Proudly Sponsored by Meridian Energy

Giant Shadow Play To Transform Wellington

A spectacle of light and shadow will transform part of the waterfront as Wellington plays host to one the world's largest interactive artworks. Proudly sponsored by Meridian Energy, Body Movies will be unveiled for the duration of the NZ International Arts Festival outside Te Papa on Cable Street, from 22 February until 16 March 2008.

Transforming a space of around 1,000 square metres, Body Movies is a free public art installation featuring 1,000 photo portraits of people taken on the streets in and around Wellington, as well as using a bank of photographs from Rotterdam and Hong Kong.

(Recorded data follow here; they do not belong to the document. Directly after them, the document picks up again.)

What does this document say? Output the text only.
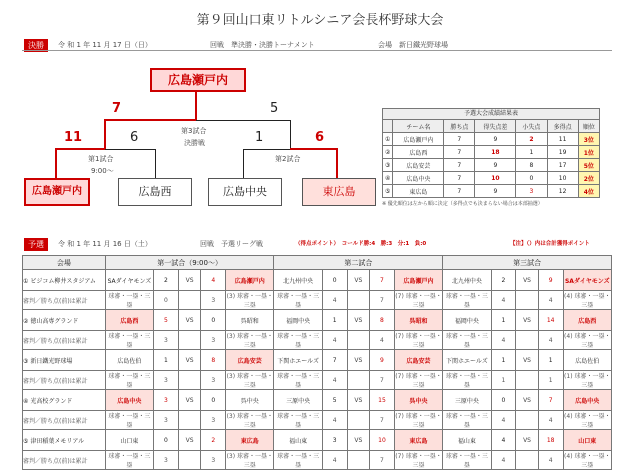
第９回山口東リトルシニア会長杯野球大会
決勝	令 和 1 年 11 月 17 日（日）	回戦　準決勝・決勝トーナメント	会場　新日鐵光野球場
広島瀬戸内
7	5
第3試合
決勝戦
11	6
第1試合
9:00～
1	6
第2試合
広島瀬戸内	広島西	広島中央	東広島
予選大会成績結果表
	チーム名	勝ち点	得失点差	小失点	多得点	順位
①	広島瀬戸内	7	9	2	11	3位
②	広島西	7	18	1	19	1位
③	広島安芸	7	9	8	17	5位
④	広島中央	7	10	0	10	2位
⑤	東広島	7	9	3	12	4位
※ 優先順位は左から順に決定（多得点でも決まらない場合は本部抽選）
予選	令 和 1 年 11 月 16 日（土）	回戦　予選リーグ戦	（得点ポイント）　コールド勝:4　勝:3　分:1　負:0	【注】（）内は合計獲得ポイント
会場	第一試合（9:00～）					第二試合					第三試合				
① ビジコム柳井スタジアム	SAダイヤモンズ	2	VS	4	広島瀬戸内	北九州中央	0	VS	7	広島瀬戸内	北九州中央	2	VS	9	SAダイヤモンズ
審判／勝ち点(前)は累計	球審・一塁・三塁	0		3	(3) 球審・一塁・三塁	球審・一塁・三塁	4		7	(7) 球審・一塁・三塁	球審・一塁・三塁	4		4	(4) 球審・一塁・三塁
② 徳山高専グランド	広島西	5	VS	0	呉昭和	福岡中央	1	VS	8	呉昭和	福岡中央	1	VS	14	広島西
審判／勝ち点(前)は累計	球審・一塁・三塁	3		3	(3) 球審・一塁・三塁	球審・一塁・三塁	4		4	(7) 球審・一塁・三塁	球審・一塁・三塁	4		4	(4) 球審・一塁・三塁
③ 新日鐵光野球場	広島佐伯	1	VS	8	広島安芸	下関ホエールズ	7	VS	9	広島安芸	下関ホエールズ	1	VS	1	広島佐伯
審判／勝ち点(前)は累計	球審・一塁・三塁	3		3	(3) 球審・一塁・三塁	球審・一塁・三塁	4		7	(7) 球審・一塁・三塁	球審・一塁・三塁	1		1	(1) 球審・一塁・三塁
④ 光高校グランド	広島中央	3	VS	0	呉中央	三原中央	5	VS	15	呉中央	三原中央	0	VS	7	広島中央
審判／勝ち点(前)は累計	球審・一塁・三塁	3		3	(3) 球審・一塁・三塁	球審・一塁・三塁	4		7	(7) 球審・一塁・三塁	球審・一塁・三塁	4		4	(4) 球審・一塁・三塁
⑤ 津田稲葉メモリアル	山口東	0	VS	2	東広島	福山東	3	VS	10	東広島	福山東	4	VS	18	山口東
審判／勝ち点(前)は累計	球審・一塁・三塁	3		3	(3) 球審・一塁・三塁	球審・一塁・三塁	4		7	(7) 球審・一塁・三塁	球審・一塁・三塁	4		4	(4) 球審・一塁・三塁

As darkness falls these photo images will be cast by a powerful projector onto the side of Te Papa and then completely washed out by white bright light from 10,000-watt lamps placed at ground level. As soon as people walk in the area, their shadows are projected and the photo portraits are revealed within them in a variety of scenes. People can match, animate or embody a portrait by walking around and changing the scale of their shadow engaging “in a game of mimicry and representation” says the artist, Rafael Lozano-Hemmer.

A fusion of technology and public art, Body Movies is the brainchild of award- winning Mexican-Canadian artist, Rafael Lozano-Hemmer that he describes as a relational architectural installation. It is inspired by Samuel van Hoogstraten’s 1675 engraving The Shadow Dance. Lozano-Hemmer has employed the same image distortion effect, and updated it with 21st-century technology, actively challenging the community to participate with art in a public space.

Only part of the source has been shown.